Amicus Brief in Ninth Circuit Ruling Protecting Undocumented Children. In a ruling that strengthens a 1997 agreement protecting undocumented children, the Ninth Circuit agreed with arguments made in an amicus brief filed by O’Melveny on behalf of a group of social scientists. In Flores v. Lynch, the Ninth Circuit held that the Flores Settlement Agreement, which governs the Department of Homeland Security’s detention of minors, applies to all children rather than just “unaccompanied minors.” The court based its decision on the agreement’s broad definition of a “minor,” as well as on the structure of the agreement, which provided special guidelines for unaccompanied minors, suggesting an agreement that covered all minors. The Ninth Circuit also affirmed the denial of the government’s motion to amend the agreement. Echoing O’Melveny’s brief, which cited research showing that the detention of refugee families does not significantly “drive any change in migration of mothers and children from Central America,” the court rejected the government’s claim that a surge in migration justified a modification. The decision strongly suggests that future attempts by the government to modify the agreement are unlikely to succeed in court. 

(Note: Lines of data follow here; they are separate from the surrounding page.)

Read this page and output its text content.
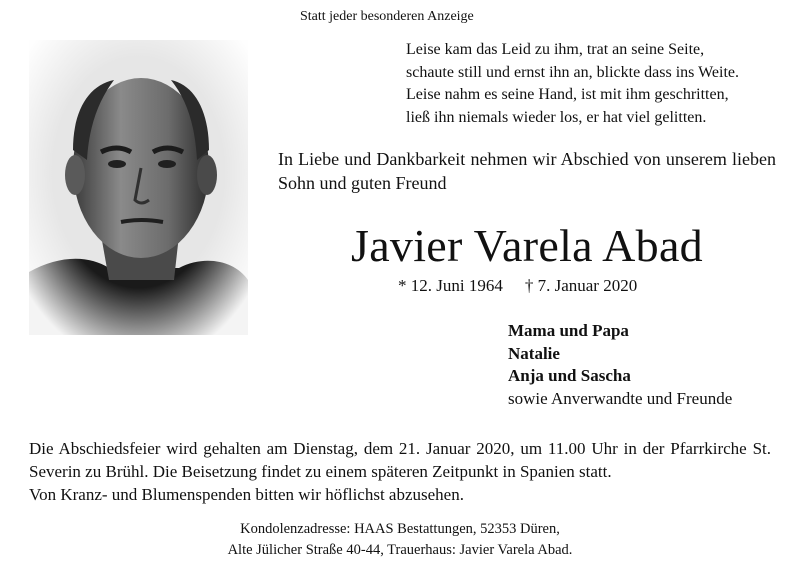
Statt jeder besonderen Anzeige
Leise kam das Leid zu ihm, trat an seine Seite,
schaute still und ernst ihn an, blickte dass ins Weite.
Leise nahm es seine Hand, ist mit ihm geschritten,
ließ ihn niemals wieder los, er hat viel gelitten.
In Liebe und Dankbarkeit nehmen wir Abschied von unserem lieben Sohn und guten Freund
Javier Varela Abad
* 12. Juni 1964 † 7. Januar 2020
Mama und Papa
Natalie
Anja und Sascha
sowie Anverwandte und Freunde
Die Abschiedsfeier wird gehalten am Dienstag, dem 21. Januar 2020, um 11.00 Uhr in der Pfarrkirche St. Severin zu Brühl. Die Beisetzung findet zu einem späteren Zeitpunkt in Spanien statt.
Von Kranz- und Blumenspenden bitten wir höflichst abzusehen.
Kondolenzadresse: HAAS Bestattungen, 52353 Düren,
Alte Jülicher Straße 40-44, Trauerhaus: Javier Varela Abad.
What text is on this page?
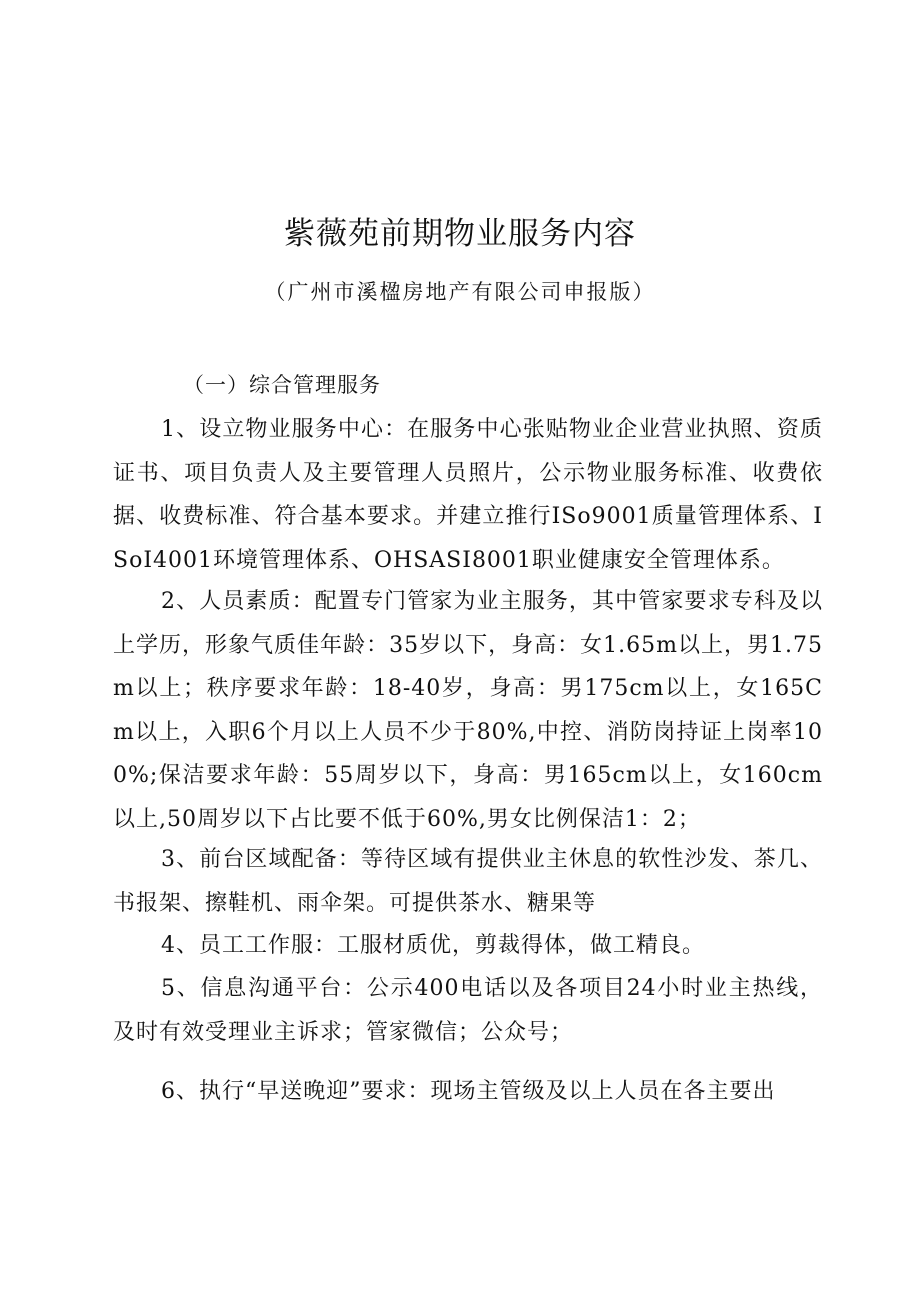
紫薇苑前期物业服务内容

（广州市溪楹房地产有限公司申报版）

（一）综合管理服务

1、设立物业服务中心：在服务中心张贴物业企业营业执照、资质证书、项目负责人及主要管理人员照片，公示物业服务标准、收费依据、收费标准、符合基本要求。并建立推行ISo9001质量管理体系、ISoI4001环境管理体系、OHSASI8001职业健康安全管理体系。

2、人员素质：配置专门管家为业主服务，其中管家要求专科及以上学历，形象气质佳年龄：35岁以下，身高：女1.65m以上，男1.75m以上；秩序要求年龄：18-40岁，身高：男175cm以上，女165Cm以上，入职6个月以上人员不少于80%,中控、消防岗持证上岗率100%;保洁要求年龄：55周岁以下，身高：男165cm以上，女160cm以上,50周岁以下占比要不低于60%,男女比例保洁1：2；

3、前台区域配备：等待区域有提供业主休息的软性沙发、茶几、书报架、擦鞋机、雨伞架。可提供茶水、糖果等

4、员工工作服：工服材质优，剪裁得体，做工精良。

5、信息沟通平台：公示400电话以及各项目24小时业主热线，及时有效受理业主诉求；管家微信；公众号；

6、执行“早送晚迎”要求：现场主管级及以上人员在各主要出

Fourth Circuit Appeal Challenging Deportation of Legal Permanent Resident. O’Melveny convinced the Fourth Circuit that the Board of Immigration Appeals erred in ruling that a pro bono client’s criminal conviction was an “aggravated felony theft offense” that made him automatically removable from the country under federal immigration law. The government had charged a lawful permanent resident from the Dominican Republic as an aggravated felon based on his conviction for receiving embezzled or stolen property. He represented himself in agency proceedings. The immigration judge ruled, and the Board of Immigration Appeals agreed, that his conviction was a “theft offense,” making him automatically deportable. Still proceeding pro se, he petitioned for review in the Fourth Circuit, which declined his request to stay removal until it had considered his petition. After he was removed to the Dominican Republic, the court asked O’Melveny to represent him on appeal. O’Melveny briefed and argued the case before the Fourth Circuit. In language closely tracking O’Melveny’s arguments, the court found that the government’s position would lead to the “anomalous result” that an immigrant convicted of stealing US$10,000 worth of property would not be an aggravated felon, yet another immigrant convicted of receiving just a fraction of that same property sometimes would be. The court explained: “This result makes scant sense and cannot stand.” All told, the court held that relevant precedent, “combined with a straightforward reading of” the applicable criminal and immigration statutes, dictates the result in favor of O’Melveny’s client. The court afforded him all available relief, remanding the case for further agency proceedings.